C’è profumo di biancospino, di robinia, di castagno nei boschi che circondano il castello e la rocca di Oramala. Fiutarlo dà serenità al cuore, mentre si avanza verso questa antica corte murata: da un lato uno dei più suggestivi ambienti naturali dell’Oltrepò Pavese, dall’altro le cupe pareti di pietra di un’opera che per novecento anni ha conosciuto ed in parte fatto la storia delle nostre valli.
Dall’abitato di Varzi, guardando verso nord, si scorge la silhouette del poderoso castello d’Oramala che, contornato dai boschi di rovere e castagno, fa bella mostra di sé. Questo maniero è stato senz’altro la prima dimora di quella potente famiglia longobarda che in seguito verrà chiamata Malaspina, la quale, affacciatasi in Val di Stàffora, scelse il luogo d’Oramala per insediarvi la sede di quel che diverrà uno dei più potenti marchesati d’Italia settentrionale. L’epoca in cui questo avvenne fu il X secolo, ma la prima notizia scritta risale all’inizio di quello successivo, quando nel 1029 Alberto, figlio di Oberto Obizzo, presta giuramento alle consuetudini di Genova e porta con sé alcuni dei suoi vassalli, fra cui “Rustico d’Oramala”.
In seguito il castello pervenne alla famiglia d’Este, loro congiunti. A questi ultimi fu tolto dal Pontefice Adriano IV nel 1157 e dato in feudo al vescovo di Tortona. Nel 1164, come premio per i servigi svolti, l’imperatore Federico I (Barbarossa) concede ad Obizzo Malaspina il possesso di quasi tutte le terre precedentemente avute che partono dalla Pianura Padana ed arrivano all’alta Toscana, comprendendo il castello e la rocca d’Oramala.
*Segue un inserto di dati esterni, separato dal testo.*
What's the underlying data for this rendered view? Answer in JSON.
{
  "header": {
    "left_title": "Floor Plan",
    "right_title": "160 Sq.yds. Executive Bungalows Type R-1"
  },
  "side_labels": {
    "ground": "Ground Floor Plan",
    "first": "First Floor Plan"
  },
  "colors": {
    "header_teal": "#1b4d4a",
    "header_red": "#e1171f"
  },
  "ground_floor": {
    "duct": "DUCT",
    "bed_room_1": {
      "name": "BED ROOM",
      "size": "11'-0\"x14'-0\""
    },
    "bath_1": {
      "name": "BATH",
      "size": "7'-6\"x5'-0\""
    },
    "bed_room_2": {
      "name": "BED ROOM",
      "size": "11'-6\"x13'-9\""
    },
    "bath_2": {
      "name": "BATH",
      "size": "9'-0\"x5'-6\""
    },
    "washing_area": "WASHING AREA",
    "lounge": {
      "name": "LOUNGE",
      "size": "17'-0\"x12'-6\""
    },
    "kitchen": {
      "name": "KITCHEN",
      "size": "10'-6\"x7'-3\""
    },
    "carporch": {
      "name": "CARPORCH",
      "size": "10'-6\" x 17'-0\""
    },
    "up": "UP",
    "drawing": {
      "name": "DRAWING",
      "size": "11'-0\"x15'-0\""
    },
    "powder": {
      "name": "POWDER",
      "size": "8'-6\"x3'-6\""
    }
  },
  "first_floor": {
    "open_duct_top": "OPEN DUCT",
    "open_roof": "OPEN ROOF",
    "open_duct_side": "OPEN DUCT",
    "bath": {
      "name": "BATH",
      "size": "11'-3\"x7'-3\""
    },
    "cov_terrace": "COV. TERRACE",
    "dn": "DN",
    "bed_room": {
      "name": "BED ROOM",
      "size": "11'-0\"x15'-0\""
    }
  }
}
Tre anni più tardi, nel 1167, Obizzo ha modo di ripagare il suo signore per avergli concesso le terre sopraccitate. Questi, lasciata Roma preda di un’epidemia che gli aveva decimato l’esercito, giunse a Pontremoli con l’intenzione di arrivare a Pavia attraverso l’appennino, ma si vide sbarrare la strada dalle truppe della Lega Lombarda. L’imperatore deviò, perciò, verso Villafranca sul Magra; da lì, sotto l’esperta guida del marchese Obizzo, arrivò a Pavia attraverso l’itinerario dei paesi liguri - sentieri tracciati dai mulattieri -, discendendo poi la Valle Stàffora e sostando a pernottare nel castello d’Oramala, che era il più difeso della zona.
Fu grazie ad Obizzo se, il primo settembre, Federico poté giungere a Pavia e da lì riorganizzare la sua compagine per proseguire oltralpe. Questo periodo fu per i Malaspina ed il castello d’Oramala il momento del loro maggior splendore, anche culturale, perché riposero in parte le armi e le scorribande militari, per far fiorire il culto della gentilezza e della poesia. Fu così che intorno alle donne del potente casato si unirono, in quella solitaria e protetta dimora, i trovatori provenzali che per primi in Italia cantarono le loro poesie, ingentilendo quel fosco ambiente d’armi e d’armati. Fino al XIII secolo tale luogo rimase il centro direzionale della Valle Stàffora e delle valli limitrofe. Solo successivamente, in seguito a divisioni feudali, i Malaspina scesero nei paesi di fondovalle lasciando ad Oramala una funzione secondaria. Dal XIV secolo il castello d’Oramala fu interessato a fatti d’arme e congiure che videro, di volta in volta, i suoi feudatari schierati a favore o contro i duchi di Milano: dapprima i Visconti, indi gli Sforza. Un Manfredi, figlio di Nicolò Malaspina, godette i favori di Ludovico il Moro e nel 1474 ottenne il permesso di fortificare il castello. Infatti, prima di tale data, non aveva certamente l’aspetto maestoso che ha in questo momento perché la torre, e parte della rimanente struttura, è stata costruita con il criterio più moderno (per quei tempi) atto a resistere ai colpi di un’artiglieria che incominciava a mettere in difficoltà i castellani.
La poderosa rocca rimase alla famiglia Malaspina fino alla fine del XVIII secolo, dopo di che fu abbandonata; di conseguenza incominciò il progressivo sgretolarsi di tutta la struttura.